We need a successful replacement to DirectX for this to happen.

Look how desperate they are now for their web browser, imagine when people start abandoning Windows because there are other options that work just as well. I can't wait.

[–] [email protected] 55 points 5 months ago (1 children)

We need a successful replacement to DirectX for this to happen.

Vulkan?

[–] [email protected] 8 points 5 months ago

Definitely, I'm not saying that there aren't any viable candidates out there now, but the title base for games that support Vulkan seems to be not even 1/10th of what DirectX 11 can support. It needs more acceptance I guess is what I mean.

[–] [email protected] 9 points 5 months ago* (last edited 5 months ago) (1 children)

Honestly even the as-is directX with Wine is already quite good. With Vulkan, game over :-)

[–] [email protected] 1 points 5 months ago (1 children)

Wine doesn't do DirectX. A wine environment set up for gaming uses DXVK or VKD3D to translate everything to Vulkan.

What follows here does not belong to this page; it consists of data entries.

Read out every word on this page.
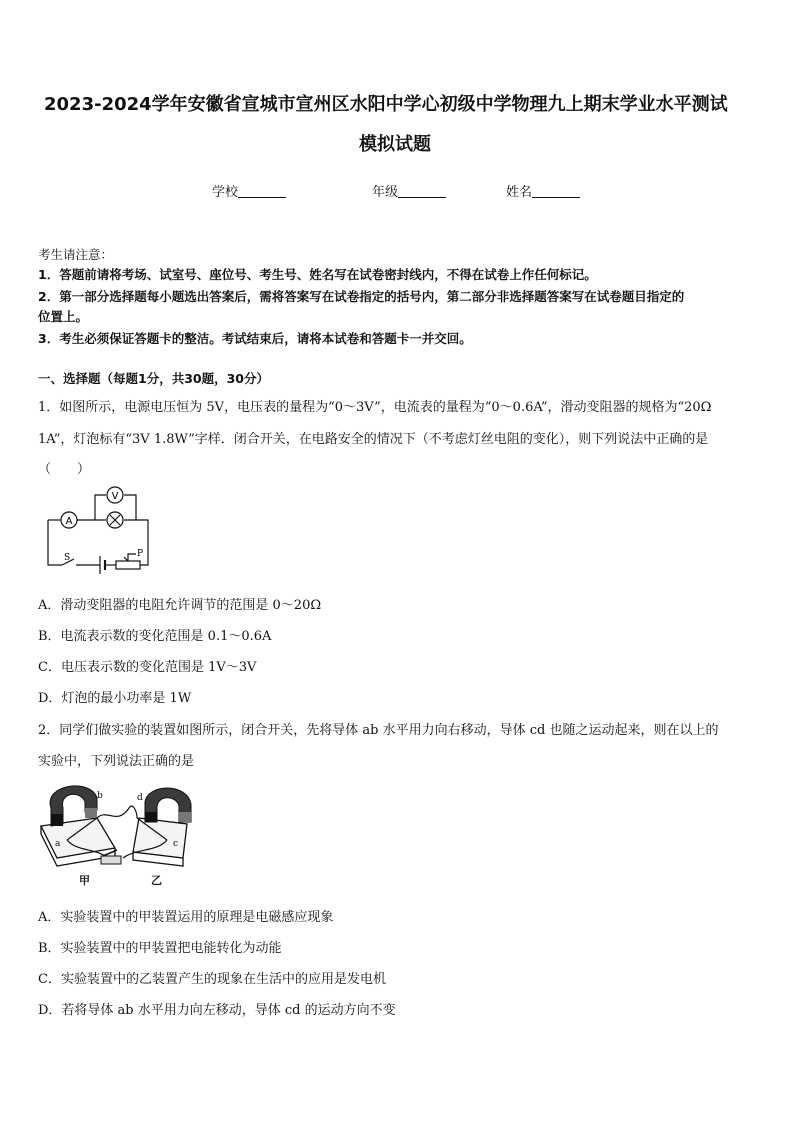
2023-2024学年安徽省宣城市宣州区水阳中学心初级中学物理九上期末学业水平测试
模拟试题
学校	年级	姓名
考生请注意：
1．答题前请将考场、试室号、座位号、考生号、姓名写在试卷密封线内，不得在试卷上作任何标记。
2．第一部分选择题每小题选出答案后，需将答案写在试卷指定的括号内，第二部分非选择题答案写在试卷题目指定的
位置上。
3．考生必须保证答题卡的整洁。考试结束后，请将本试卷和答题卡一并交回。
一、选择题（每题1分，共30题，30分）
1．如图所示，电源电压恒为 5V，电压表的量程为“0～3V”，电流表的量程为“0～0.6A”，滑动变阻器的规格为“20Ω
1A”，灯泡标有“3V 1.8W”字样．闭合开关，在电路安全的情况下（不考虑灯丝电阻的变化），则下列说法中正确的是
（　　）
V
A
S	P
A．滑动变阻器的电阻允许调节的范围是 0～20Ω
B．电流表示数的变化范围是 0.1～0.6A
C．电压表示数的变化范围是 1V～3V
D．灯泡的最小功率是 1W
2．同学们做实验的装置如图所示，闭合开关，先将导体 ab 水平用力向右移动，导体 cd 也随之运动起来，则在以上的
实验中，下列说法正确的是
a
b
c
d
甲	乙
A．实验装置中的甲装置运用的原理是电磁感应现象
B．实验装置中的甲装置把电能转化为动能
C．实验装置中的乙装置产生的现象在生活中的应用是发电机
D．若将导体 ab 水平用力向左移动，导体 cd 的运动方向不变
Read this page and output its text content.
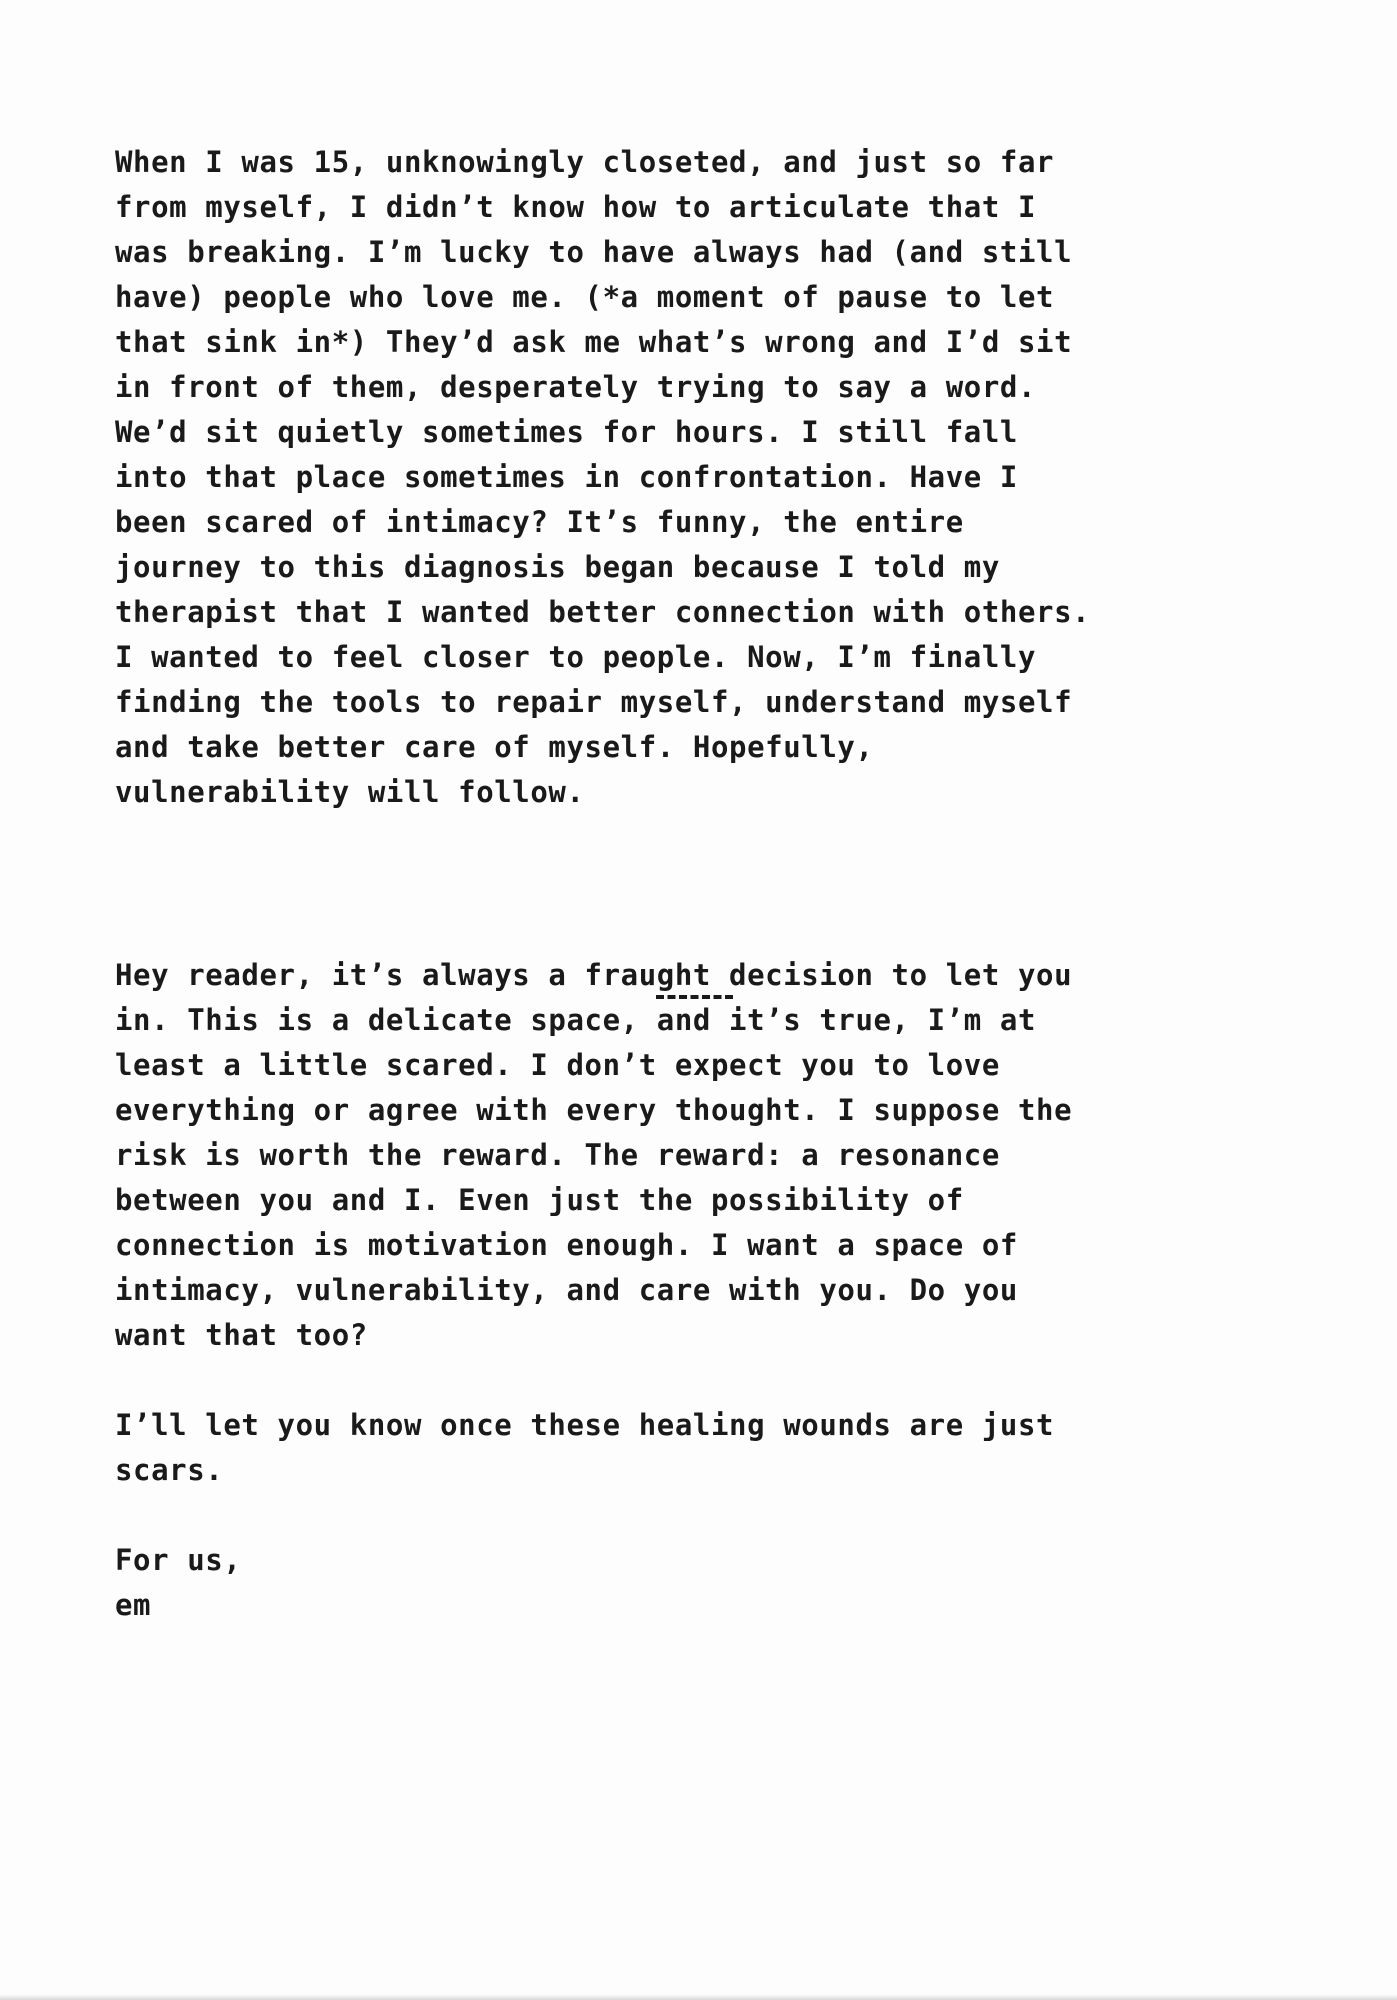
When I was 15, unknowingly closeted, and just so far
from myself, I didn’t know how to articulate that I
was breaking. I’m lucky to have always had (and still
have) people who love me. (*a moment of pause to let
that sink in*) They’d ask me what’s wrong and I’d sit
in front of them, desperately trying to say a word.
We’d sit quietly sometimes for hours. I still fall
into that place sometimes in confrontation. Have I
been scared of intimacy? It’s funny, the entire
journey to this diagnosis began because I told my
therapist that I wanted better connection with others.
I wanted to feel closer to people. Now, I’m finally
finding the tools to repair myself, understand myself
and take better care of myself. Hopefully,
vulnerability will follow.
Hey reader, it’s always a fraught decision to let you
in. This is a delicate space, and it’s true, I’m at
least a little scared. I don’t expect you to love
everything or agree with every thought. I suppose the
risk is worth the reward. The reward: a resonance
between you and I. Even just the possibility of
connection is motivation enough. I want a space of
intimacy, vulnerability, and care with you. Do you
want that too?
I’ll let you know once these healing wounds are just
scars.
For us,
em
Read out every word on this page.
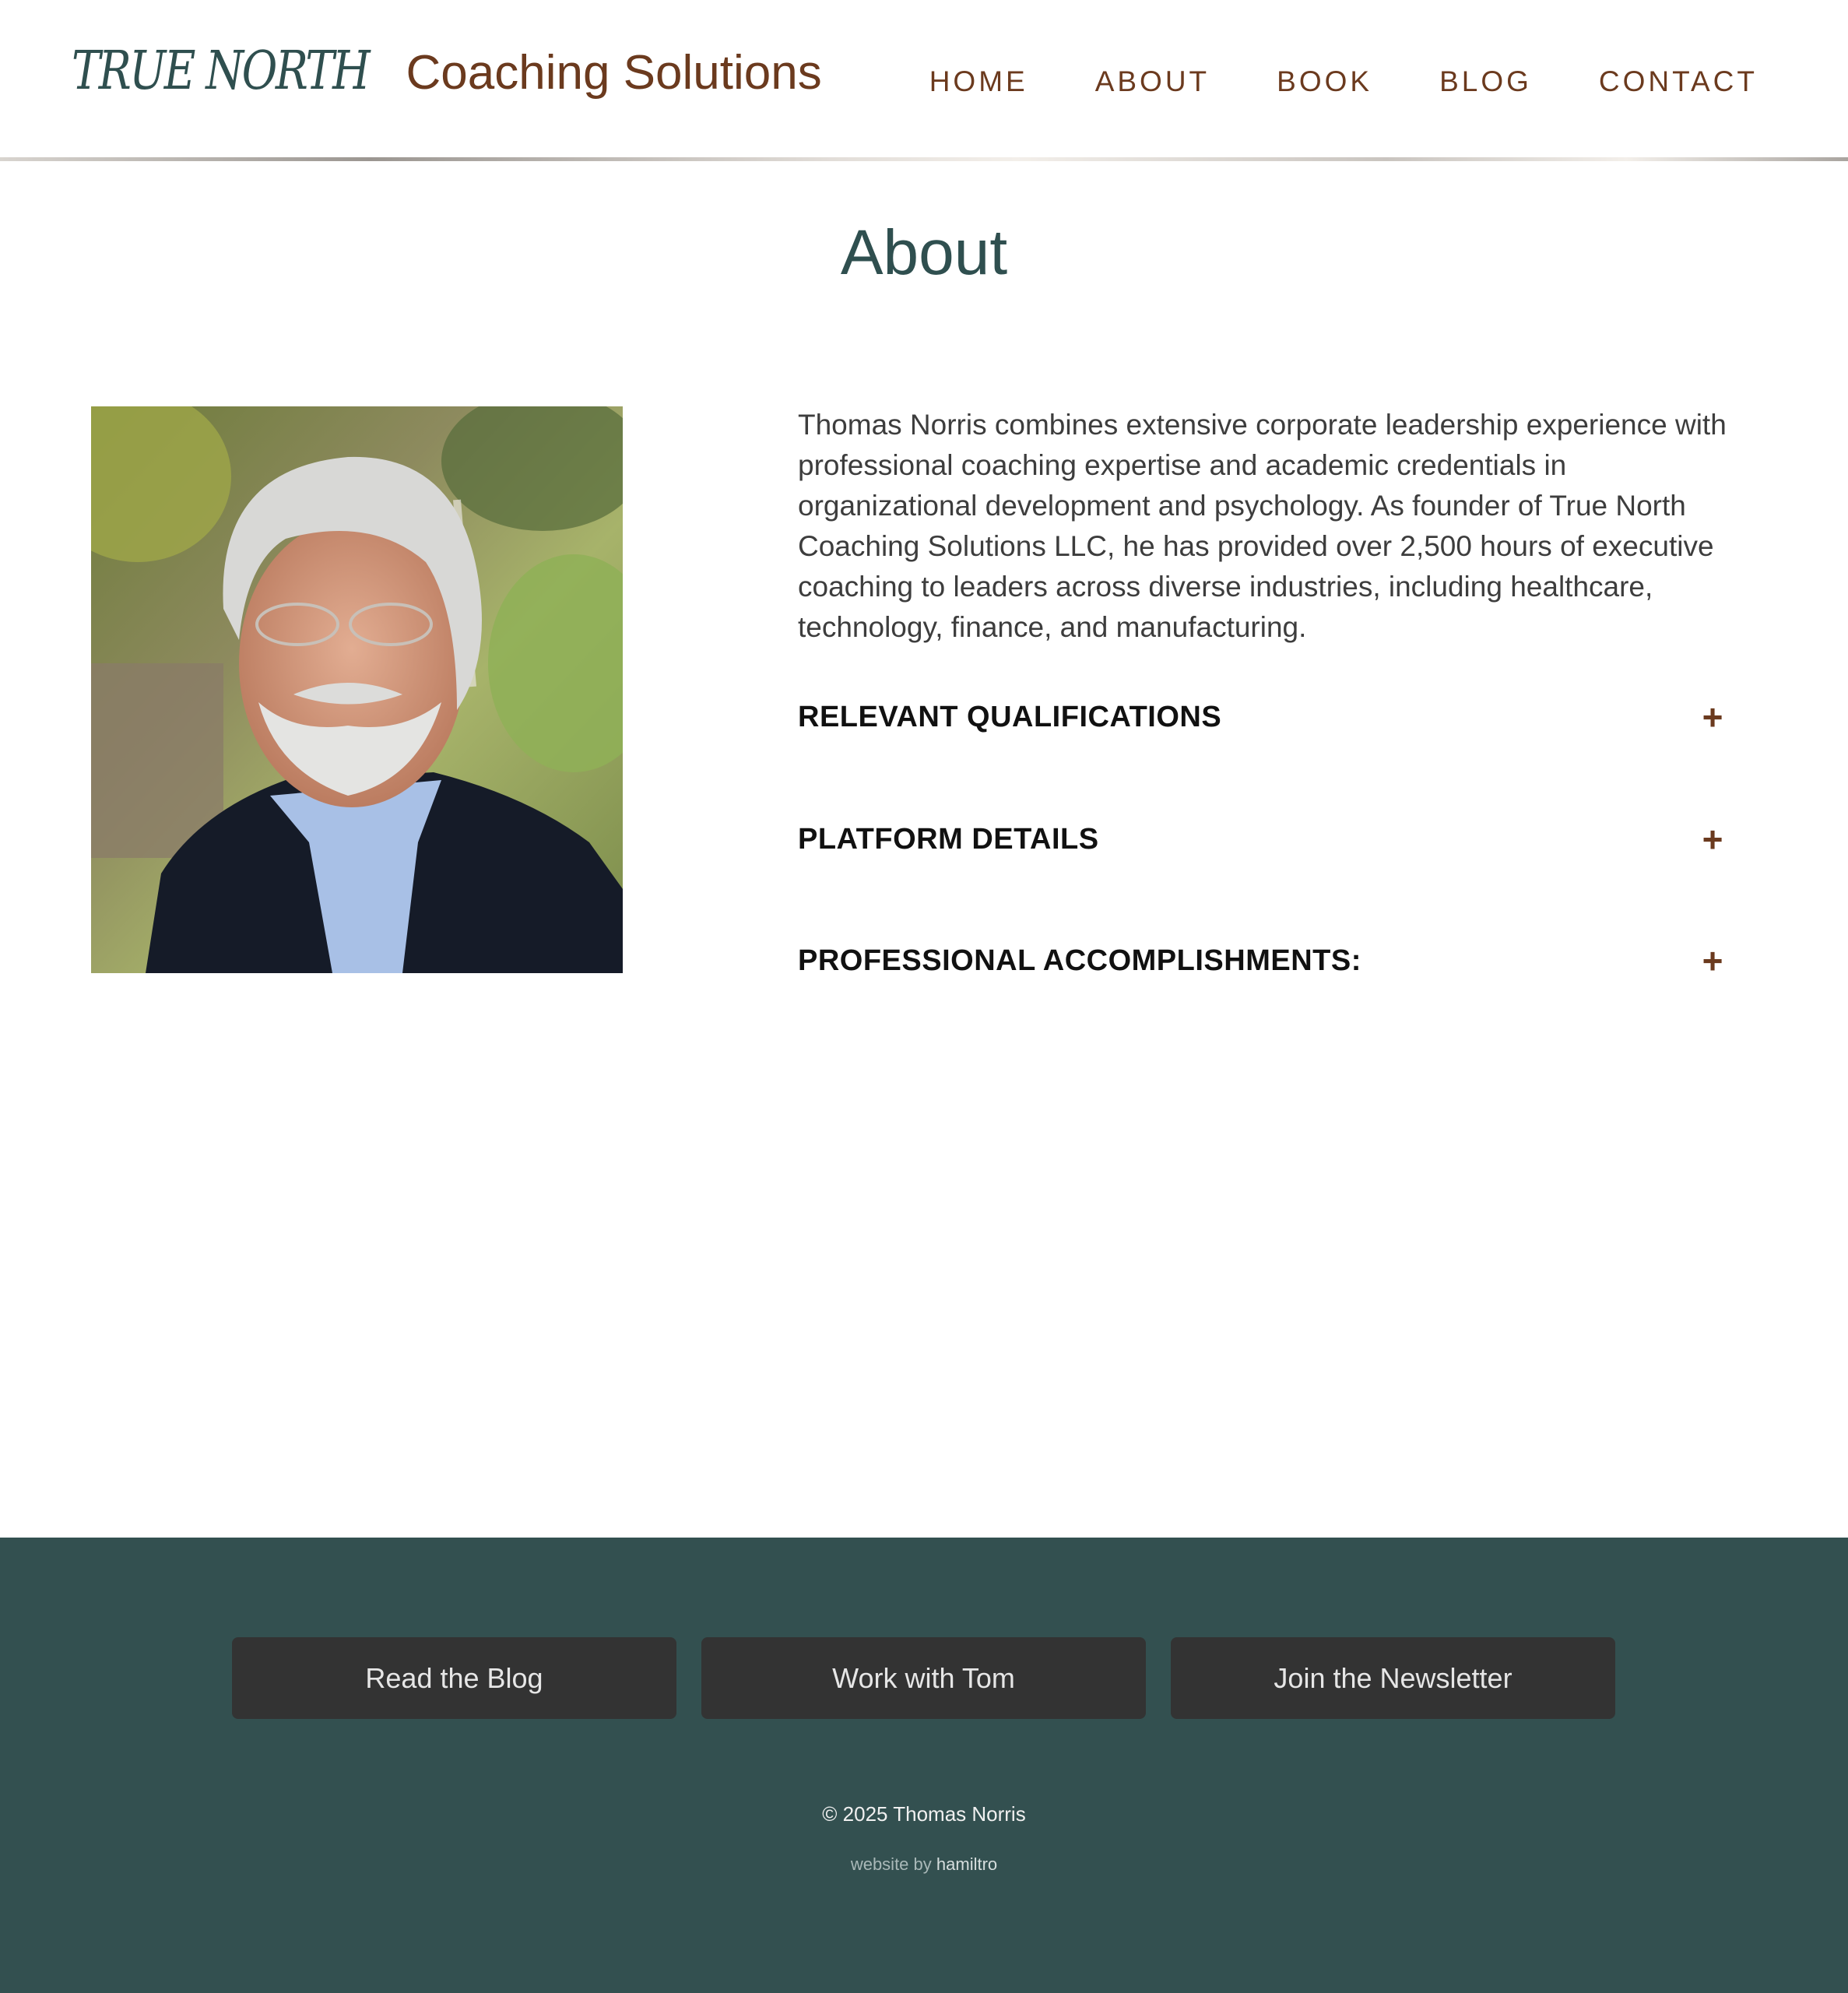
TRUE NORTH Coaching Solutions	HOME ABOUT BOOK BLOG CONTACT
About

Thomas Norris combines extensive corporate leadership experience with professional coaching expertise and academic credentials in organizational development and psychology. As founder of True North Coaching Solutions LLC, he has provided over 2,500 hours of executive coaching to leaders across diverse industries, including healthcare, technology, finance, and manufacturing.

RELEVANT QUALIFICATIONS	+
PLATFORM DETAILS	+
PROFESSIONAL ACCOMPLISHMENTS:	+
Read the Blog	Work with Tom	Join the Newsletter
© 2025 Thomas Norris
website by hamiltro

[–] [email protected] 6 points 5 months ago* (last edited 5 months ago) (1 children)

Wine does do DirectX as well (and did well before DVXK and VKD3D-Proton were a thing). But it translates to OGL instead of Vulkan so it was always relatively slow and has issues with compatibility. There's also some other built in work to translate to Vulkan (including the original VKD3D), but they are behind the third party projects too.

[–] [email protected] 1 points 5 months ago

Yes, that was WineD3D, which still has to be used in some cases.

But that's still not DirectX, what I was saying is that you don't actually run DirectX in Wine. You have to translate it to Vulkan or OpenGL.

Not that this stuff isn't part of Wine.

[–] [email protected] 8 points 5 months ago* (last edited 5 months ago) (1 children)

We already do?

DXVK and VKD3D have been translating DirectX 9-12 to Vulkan for a while now, allowing DirectX games and applications to run on hardware and/or operating systems that don't support DirectX.

Intels ARC GPUs don't even support DirectX on a hardware level, like it's just straight up not there. Intels drivers instead just translate it to Vulkan, and their at times insane FPS boosts from driver updates was due to them improving that translation and getting closer to 1:1 performance.

[–] [email protected] -1 points 5 months ago* (last edited 5 months ago) (1 children)

At times, yes. But at most times, no. Certain games can capitalize on ARC and I was just as enthusiastic as everyone else when it first started making the rounds. But theres a reason the cards haven't caught on and most people seem to rely on them more for offloading things like streaming and AV1 encoding/decoding

[–] [email protected] 1 points 5 months ago* (last edited 5 months ago)

They're new.

I didn't claim they're worth recommending yet. AFAIK they're pretty great now, and with more issues worked out on the hardware side, Battlemage has great potential.